Valerie had discovered the piano the day after her arrival, but it was not till two evenings after she had been to the coast that she had the leisure to try it. Nancy, her chambermaid, told her there was a sitting-room in front of the hotel.

“Nobody ever sits in it, miss,” she said.

It was a dreadful room, but like the dining-room it was to Valerie so ugly that it was funny. She went at once to the piano. It was a fairly good make and almost new, but it was out of tune and stiff for want of use. She wondered if Mac would mind her playing. As a compliment to him she began with Irish airs. Soon she heard the sounds of men’s voices below, beginning diffidently, and then ringing out till they filled the house with the roar of a strong masculine chorus. She gave them chantries and drinking songs, and found there was some response to all.

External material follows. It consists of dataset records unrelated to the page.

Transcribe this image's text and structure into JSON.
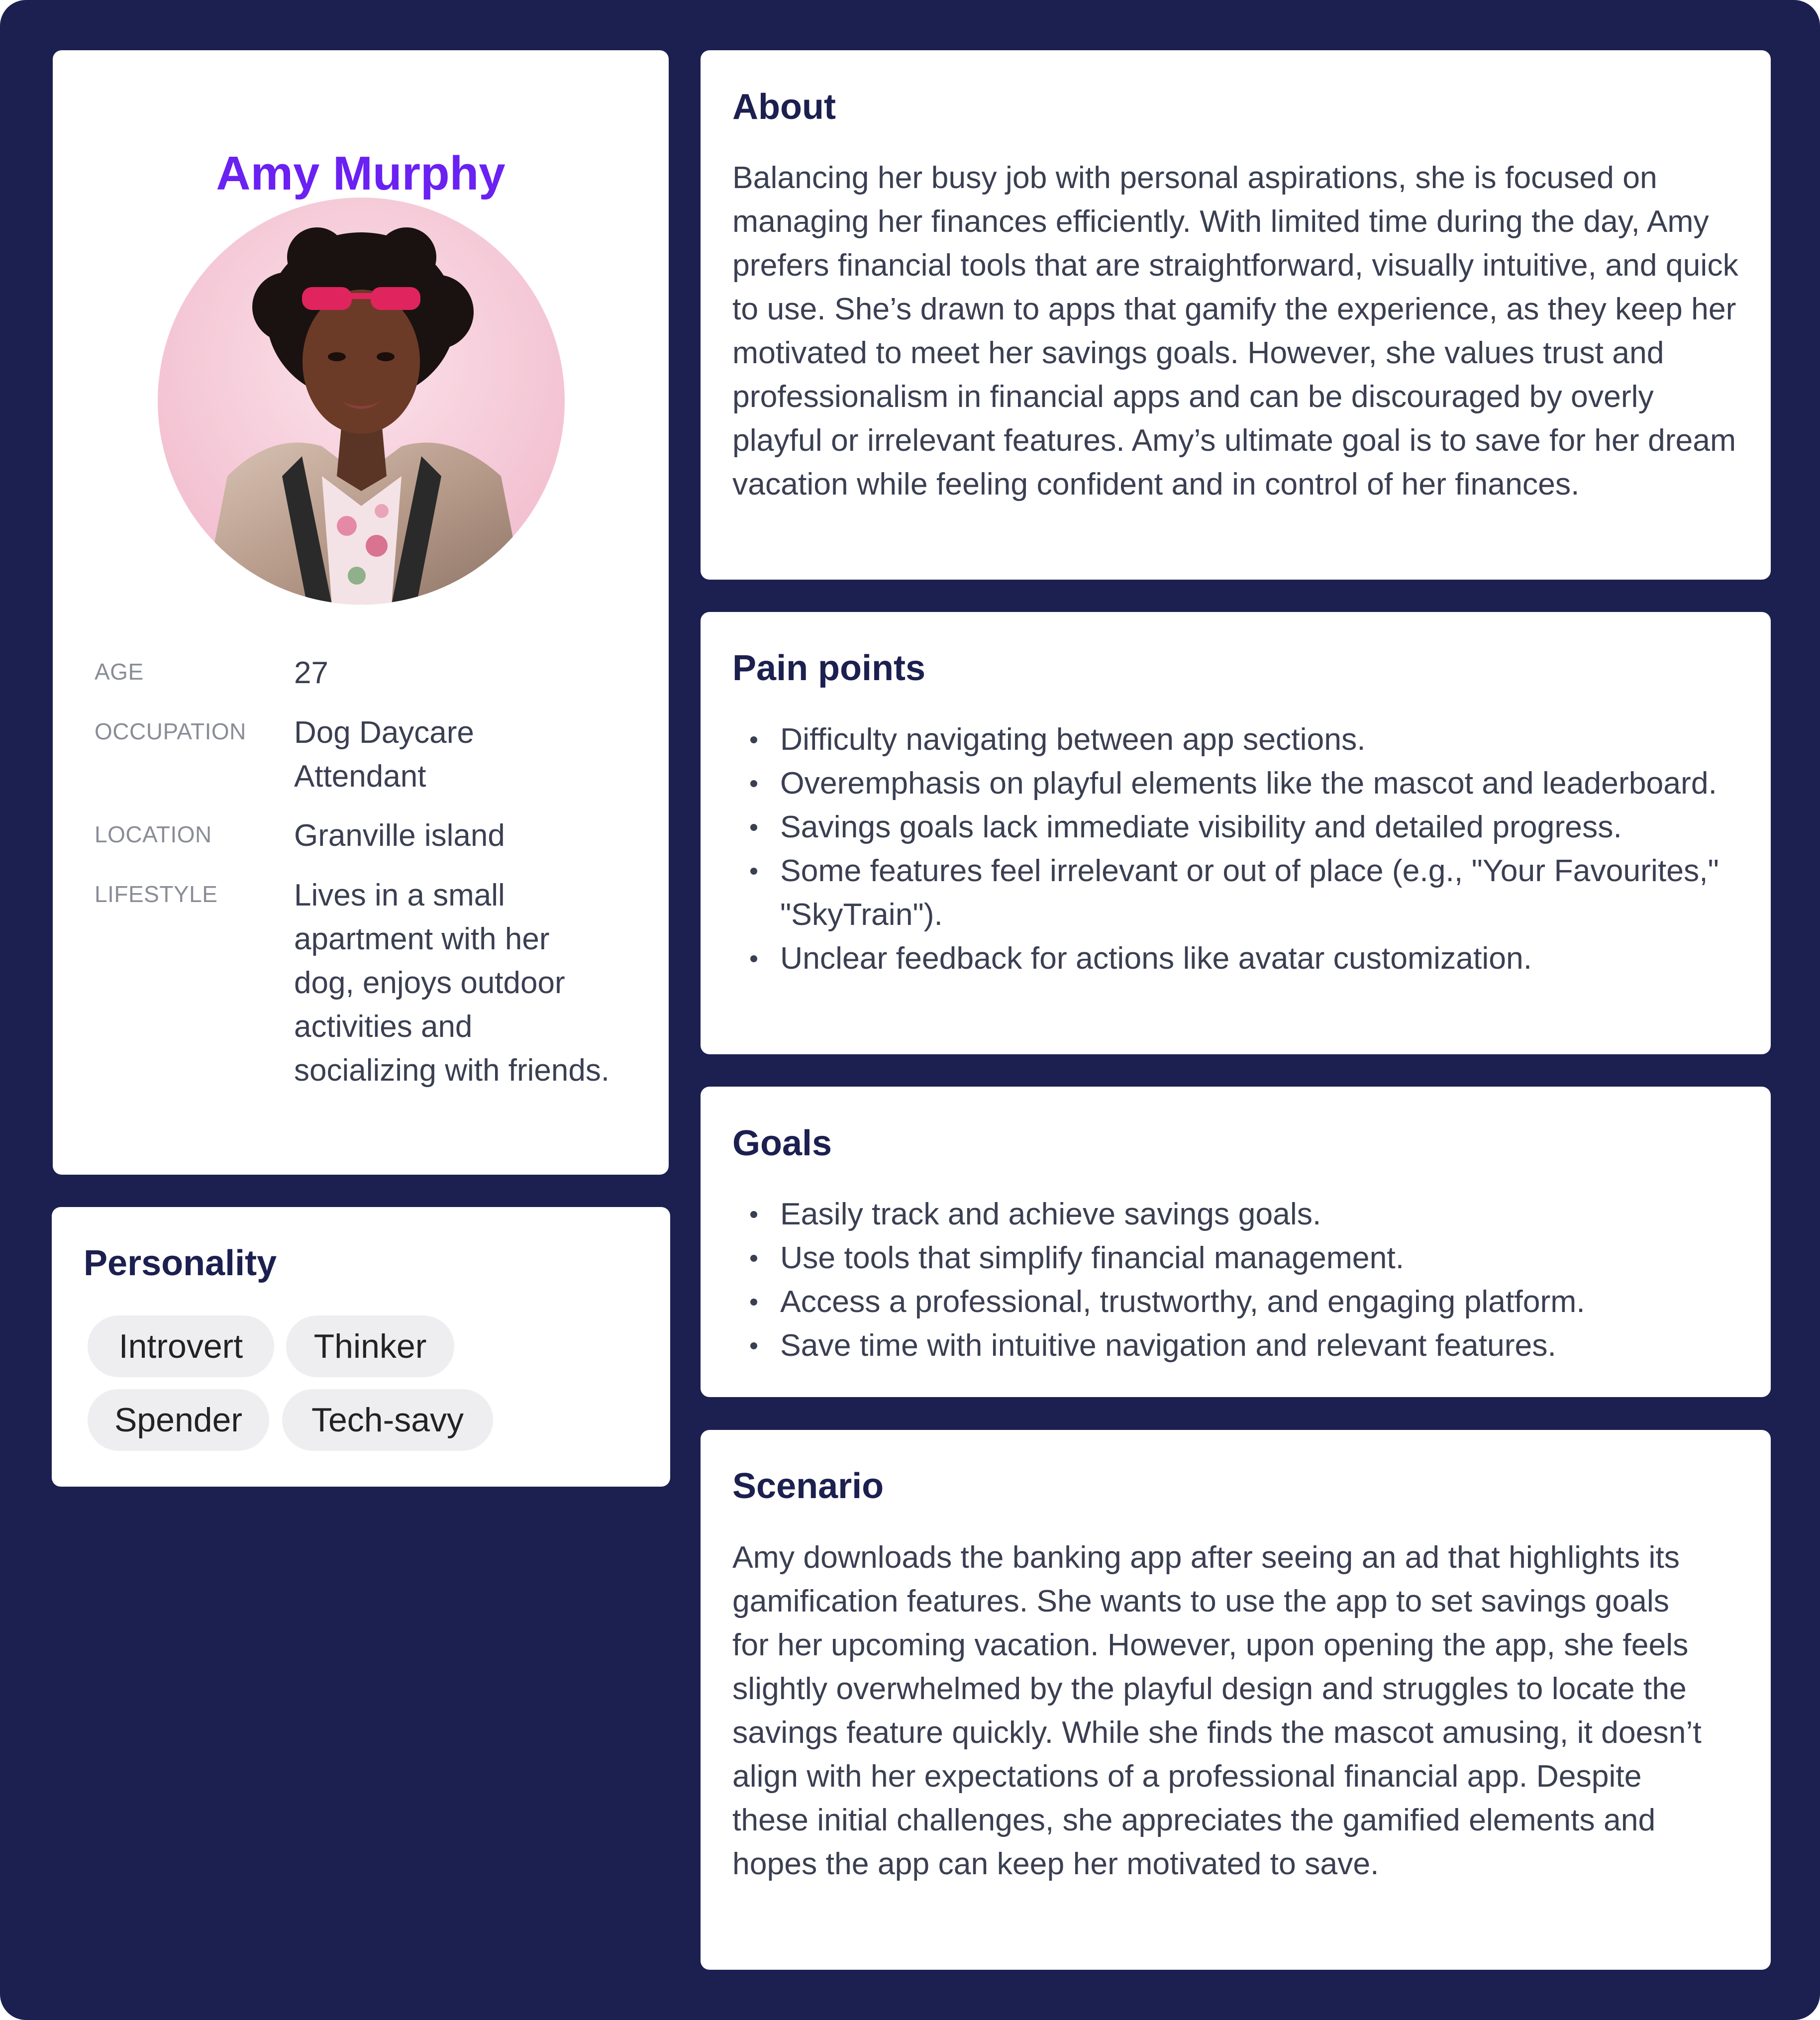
{
  "persona": {
    "name": "Amy Murphy",
    "details": [
      {
        "label": "AGE",
        "value": "27"
      },
      {
        "label": "OCCUPATION",
        "value": "Dog Daycare Attendant"
      },
      {
        "label": "LOCATION",
        "value": "Granville island"
      },
      {
        "label": "LIFESTYLE",
        "value": "Lives in a small apartment with her dog, enjoys outdoor activities and socializing with friends."
      }
    ]
  },
  "personality": {
    "heading": "Personality",
    "tags": [
      "Introvert",
      "Thinker",
      "Spender",
      "Tech-savy"
    ]
  },
  "about": {
    "heading": "About",
    "text": "Balancing her busy job with personal aspirations, she is focused on managing her finances efficiently. With limited time during the day, Amy prefers financial tools that are straightforward, visually intuitive, and quick to use. She’s drawn to apps that gamify the experience, as they keep her motivated to meet her savings goals. However, she values trust and professionalism in financial apps and can be discouraged by overly playful or irrelevant features. Amy’s ultimate goal is to save for her dream vacation while feeling confident and in control of her finances."
  },
  "pain_points": {
    "heading": "Pain points",
    "items": [
      "Difficulty navigating between app sections.",
      "Overemphasis on playful elements like the mascot and leaderboard.",
      "Savings goals lack immediate visibility and detailed progress.",
      "Some features feel irrelevant or out of place (e.g., \"Your Favourites,\" \"SkyTrain\").",
      "Unclear feedback for actions like avatar customization."
    ]
  },
  "goals": {
    "heading": "Goals",
    "items": [
      "Easily track and achieve savings goals.",
      "Use tools that simplify financial management.",
      "Access a professional, trustworthy, and engaging platform.",
      "Save time with intuitive navigation and relevant features."
    ]
  },
  "scenario": {
    "heading": "Scenario",
    "text": "Amy downloads the banking app after seeing an ad that highlights its gamification features. She wants to use the app to set savings goals for her upcoming vacation. However, upon opening the app, she feels slightly overwhelmed by the playful design and struggles to locate the savings feature quickly. While she finds the mascot amusing, it doesn’t align with her expectations of a professional financial app. Despite these initial challenges, she appreciates the gamified elements and hopes the app can keep her motivated to save."
  },
  "colors": {
    "background": "#1c2050",
    "name_accent": "#6a21f2",
    "heading": "#1c2050",
    "tag_bg": "#eeeef0"
  }
}
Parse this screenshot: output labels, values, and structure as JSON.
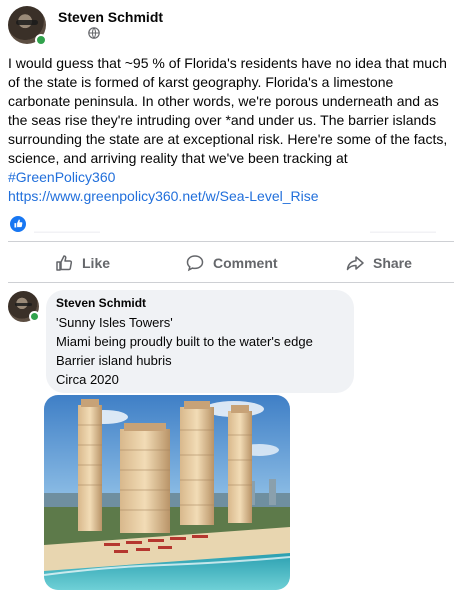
{
  "post": {
    "author": "Steven Schmidt",
    "text_parts": [
      "I would guess that ~95 % of Florida's residents have no idea that much of the state is formed of karst geography. Florida's a limestone carbonate peninsula. In other words, we're porous underneath and as the seas rise they're intruding over *and under us. The barrier islands surrounding the state are at exceptional risk. Here're some of the facts, science, and arriving reality that we've been tracking at "
    ],
    "hashtag": "#GreenPolicy360",
    "link": "https://www.greenpolicy360.net/w/Sea-Level_Rise",
    "privacy_icon": "globe-icon",
    "reaction_icon": "like-reaction-icon",
    "faint_left": "——————",
    "faint_right": "——————"
  },
  "actions": {
    "like": "Like",
    "comment": "Comment",
    "share": "Share"
  },
  "comment": {
    "author": "Steven Schmidt",
    "lines": [
      "'Sunny Isles Towers'",
      "Miami being proudly built to the water's edge",
      "Barrier island hubris",
      "Circa 2020"
    ],
    "photo_icon": "photo-sunny-isles-towers"
  },
  "colors": {
    "link": "#216fdb",
    "online": "#31a24c",
    "bubble": "#f0f2f5",
    "muted": "#65676b"
  }
}
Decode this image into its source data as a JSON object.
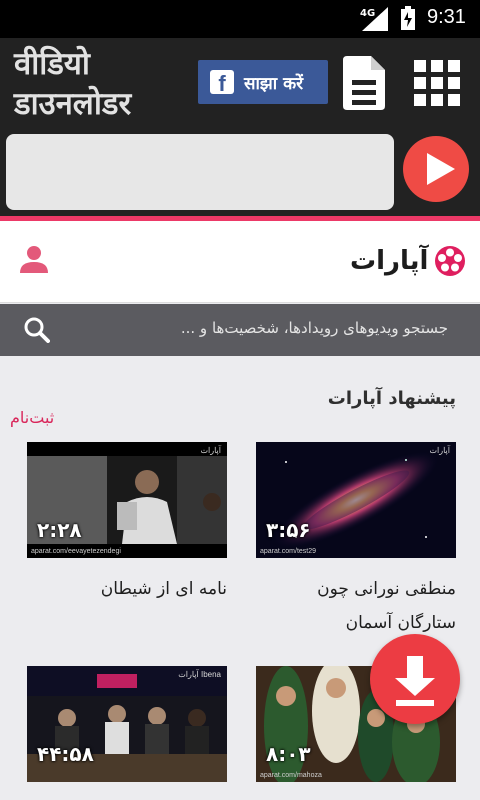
{
  "status_bar": {
    "network": "4G",
    "time": "9:31"
  },
  "app": {
    "title": "वीडियो डाउनलोडर",
    "share_label": "साझा करें",
    "url_input": {
      "value": "",
      "placeholder": ""
    },
    "accent": "#ec3967"
  },
  "site": {
    "logo_text": "آپارات",
    "search_placeholder": "جستجو ویدیوهای رویدادها، شخصیت‌ها و ...",
    "section_title": "پیشنهاد آپارات",
    "signup_label": "ثبت‌نام"
  },
  "videos": [
    {
      "title": "منطقی نورانی چون ستارگان آسمان",
      "duration": "۳:۵۶",
      "source": "aparat.com/test29",
      "watermark": "آپارات"
    },
    {
      "title": "نامه ای از شیطان",
      "duration": "۲:۲۸",
      "source": "aparat.com/eevayetezendegi",
      "watermark": "آپارات"
    },
    {
      "title": "",
      "duration": "۸:۰۳",
      "source": "aparat.com/mahoza",
      "watermark": ""
    },
    {
      "title": "",
      "duration": "۴۴:۵۸",
      "source": "",
      "watermark": "آپارات Ibena"
    }
  ],
  "icons": {
    "document": "document-icon",
    "grid": "grid-menu-icon",
    "play": "play-icon",
    "user": "user-icon",
    "search": "search-icon",
    "download": "download-icon"
  }
}
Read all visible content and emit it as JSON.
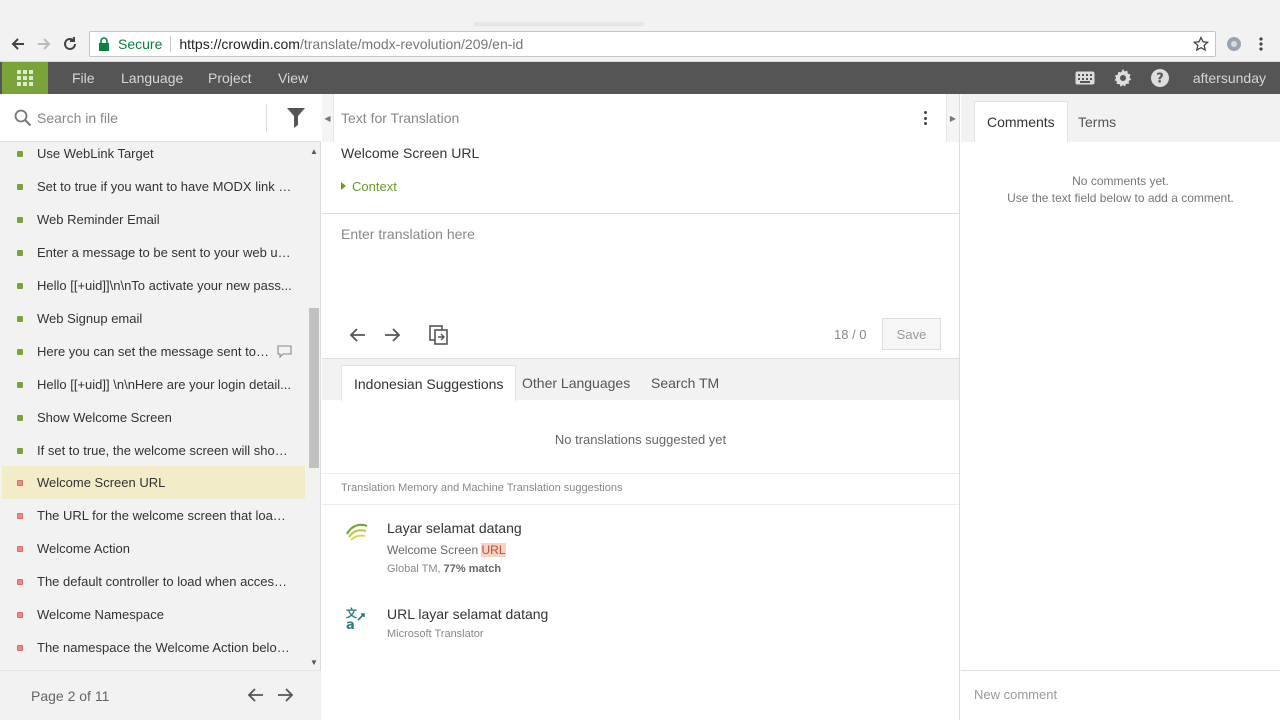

A little before nine o’clock a man of medium height and lazy grace, who was walking towards the hotel, paused to listen as lines from one of his favourite songs floated out to him. “Wrap me up in my old stable jacket, and say a poor buffer lies low, lies low.”

Dane Barrington had not heard that song for years. It gave a pleasant lift to his spirits which were sadly in need of elevation. He walked in and stood outside the bar door. Men were gathered there and half-way up the stairs.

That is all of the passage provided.